McGrirr and colleagues challenge the approach of extrapolating serotype-specific IPD incidence to acute otitis media (AOM) and pneumonia. While we agree that predictions of AOM and pneumonia are complicated by the presence of multiple causative pathogens, this method is well accepted as changes in IPD incidence would be driven by changes in circulating carriage of disease-causing serotypes [15,16,17].

McGirr and colleagues also suggest that the model omits any potential benefit of PCV10 in reducing cases of AOM caused by non-typeable Haemophilus influenzae (NTHi) and that this exclusion biases the results against PCV10. Previous cost-effectiveness studies favoring PCV10 are strongly driven by this benefit [3, 7, 10, 18, 20]. However, we believe that additional evidence for both vaccines is necessary to quantify the impact on AOM beyond S. pneumoniae (such as NTHi or any other pathogen causing AOM) in cost-effectiveness analyses [1, 5, 6, 13, 17]. Therefore, we took a conservative approach by excluding NTHi impact from our analyses. This was outlined in our manuscript and has been summarized in depth elsewhere [13, 17].

  1. 6.

    Results are inconsistent with the health economic assessment conducted by the Comité sur l’immunisation du Québec (CIQ).

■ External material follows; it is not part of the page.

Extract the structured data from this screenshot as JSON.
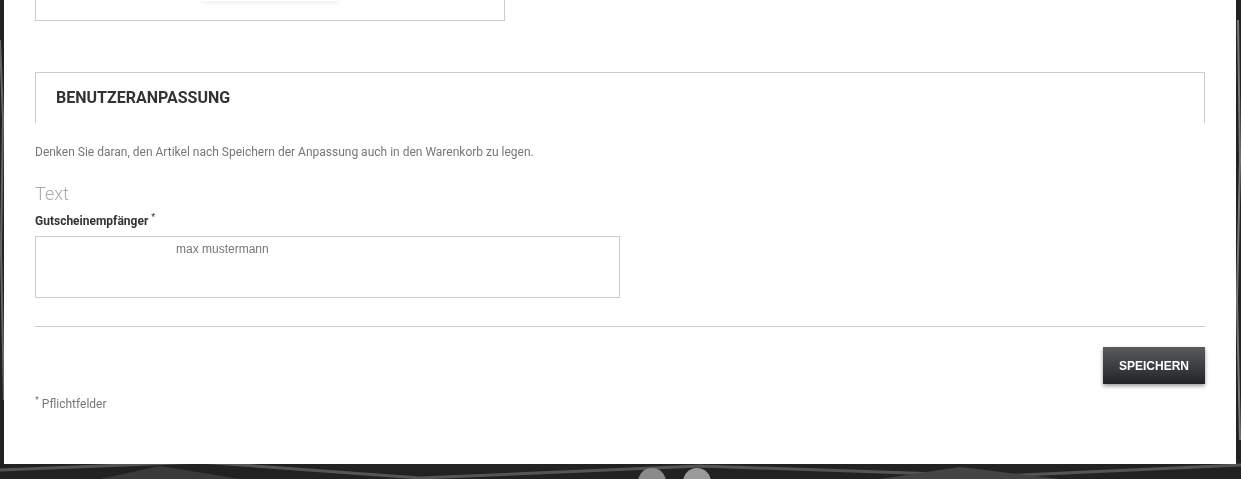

A recent analysis by CIQ including children < 5 years and only IPD found a 2 + 1 PCV10 schedule would be cost-effective compared with a 2 + 1 PCV13 schedule [4]. We note that our analysis differs in that it includes: the impact of indirect effects (impact in the population ≥ 5 years), impact of PCVs on non-invasive disease (pneumonia and otitis media), and impact of disease on QALYs lost; most importantly, our analysis accounts for the costs required to treat additional cases of disease resulting from a switch to a 2 + 1 PCV10 schedule.

In closing, we thank McGirr and colleagues for their thorough assessment of our article. We acknowledge that our results are prone to specific assumptions, and alternate assumptions could lead to alternate results, although our results were robust to sensitivity analyses performed. We hope that our answers clarified our analysis.